A Lipschitz function is almost everywhere differentiable, so let $a\in Q$ be a point where $f$ is differentiable. For simplicity, we can take $a$ to be an interior point. There is a $2\times2$ matrix $A$ and a continuous function $R:Q\to\mathbb R^2$ so that $$ f(a+x)=f(a)+Ax+|x|R(x) $$ and $R(0)=0$.

(This paragraph is not necessary, but may give better insight to the next one.) If $A=0$, then $|f(a+x)-f(a)|\leq|x||R(x)|$ and so $\text{diam}(f(B(a,r)))\leq2r\sup_{B(0,r)}|R|$. Since the width of $f(B(a,r))$ is at least $cr$, its diameter also has this lower bound.

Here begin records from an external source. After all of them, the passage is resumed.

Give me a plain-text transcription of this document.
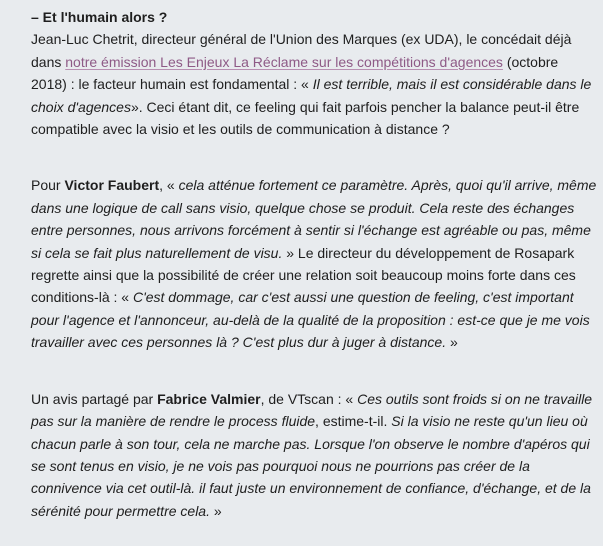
– Et l'humain alors ?

Jean-Luc Chetrit, directeur général de l'Union des Marques (ex UDA), le concédait déjà dans notre émission Les Enjeux La Réclame sur les compétitions d'agences (octobre 2018) : le facteur humain est fondamental : « Il est terrible, mais il est considérable dans le choix d'agences». Ceci étant dit, ce feeling qui fait parfois pencher la balance peut-il être compatible avec la visio et les outils de communication à distance ?

Pour Victor Faubert, « cela atténue fortement ce paramètre. Après, quoi qu'il arrive, même dans une logique de call sans visio, quelque chose se produit. Cela reste des échanges entre personnes, nous arrivons forcément à sentir si l'échange est agréable ou pas, même si cela se fait plus naturellement de visu. » Le directeur du développement de Rosapark regrette ainsi que la possibilité de créer une relation soit beaucoup moins forte dans ces conditions-là : « C'est dommage, car c'est aussi une question de feeling, c'est important pour l'agence et l'annonceur, au-delà de la qualité de la proposition : est-ce que je me vois travailler avec ces personnes là ? C'est plus dur à juger à distance. »

Un avis partagé par Fabrice Valmier, de VTscan : « Ces outils sont froids si on ne travaille pas sur la manière de rendre le process fluide, estime-t-il. Si la visio ne reste qu'un lieu où chacun parle à son tour, cela ne marche pas. Lorsque l'on observe le nombre d'apéros qui se sont tenus en visio, je ne vois pas pourquoi nous ne pourrions pas créer de la connivence via cet outil-là. il faut juste un environnement de confiance, d'échange, et de la sérénité pour permettre cela. »
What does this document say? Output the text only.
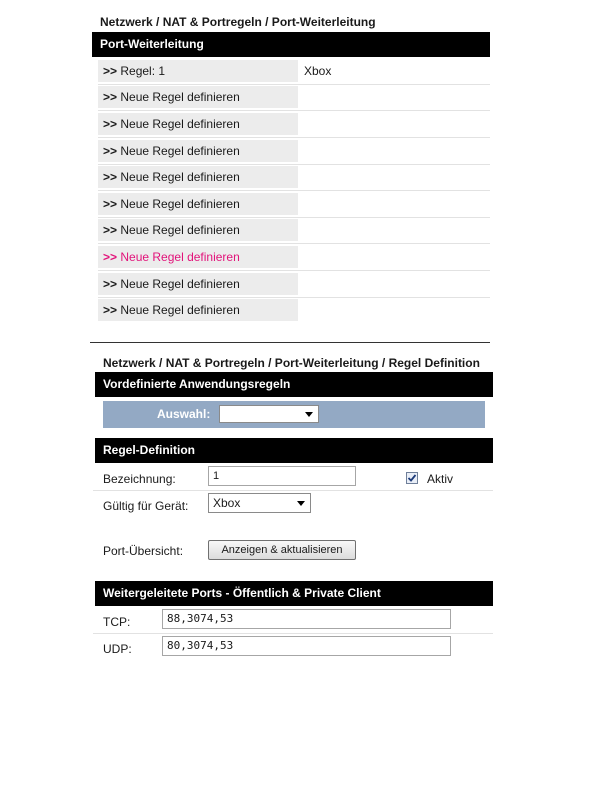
Netzwerk / NAT & Portregeln / Port-Weiterleitung
Port-Weiterleitung
>> Regel: 1	Xbox
>> Neue Regel definieren
>> Neue Regel definieren
>> Neue Regel definieren
>> Neue Regel definieren
>> Neue Regel definieren
>> Neue Regel definieren
>> Neue Regel definieren
>> Neue Regel definieren
>> Neue Regel definieren
Netzwerk / NAT & Portregeln / Port-Weiterleitung / Regel Definition
Vordefinierte Anwendungsregeln
Auswahl:
Regel-Definition
Bezeichnung:	1	Aktiv
Gültig für Gerät:	Xbox
Port-Übersicht:	Anzeigen & aktualisieren
Weitergeleitete Ports - Öffentlich & Private Client
TCP:	88,3074,53
UDP:	80,3074,53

Thus $c\leq2\sup_{B(0,r)}|R|$ for all $r>0$. But this is impossible since the supremum tends to zero as $r\to0$. Therefore $A\neq0$.

Suppose $A$ does not have full rank and let $v$ be a unit vector perpendicular to its image. Now $$ v\cdot(f(x+a)-f(a)) = |x|v\cdot R(x). $$ The width of $f(B(a,r))$ is bounded from above by its width in the direction of $v$, which in turn is bounded by $$ \sup_{y\in B(a,r)}|v\cdot(f(y)-f(a))| = \sup_{x\in B(0,r)}|x||R(x)|. $$ As this is bounded from below by $cr$, we get $$ c \leq \sup_{x\in B(0,r)}|R(x)| $$ for all $r>0$. This is a contradiction since the supremum tends to zero as $r\to0$ by continuity of $R$. Thus $A$ has full rank.

The mapping $x\mapsto f(x)-Ax$ is Lipschitz. Suppose one can show that the Lipschitz constant can be made arbitrarily small by restricting it to $B(a,r)$ for $r$ small enough. (This would be easy if $f$ was continuously differentiable.) If this Lipschitz constant is less than $\frac12\|A^{-1}\|^{-1}$, then $f(x)=f(y)$ implies $$ |x-y| = |A^{-1}(f(x)-Ax-f(y)+Ay)| \leq \frac12|x-y| $$ and thus $x=y$. Thus $f$ is injective in a small neighborhood of $a$. Then it follows from invariance of domain that $f(a)$ is an interior point of $f(Q)$.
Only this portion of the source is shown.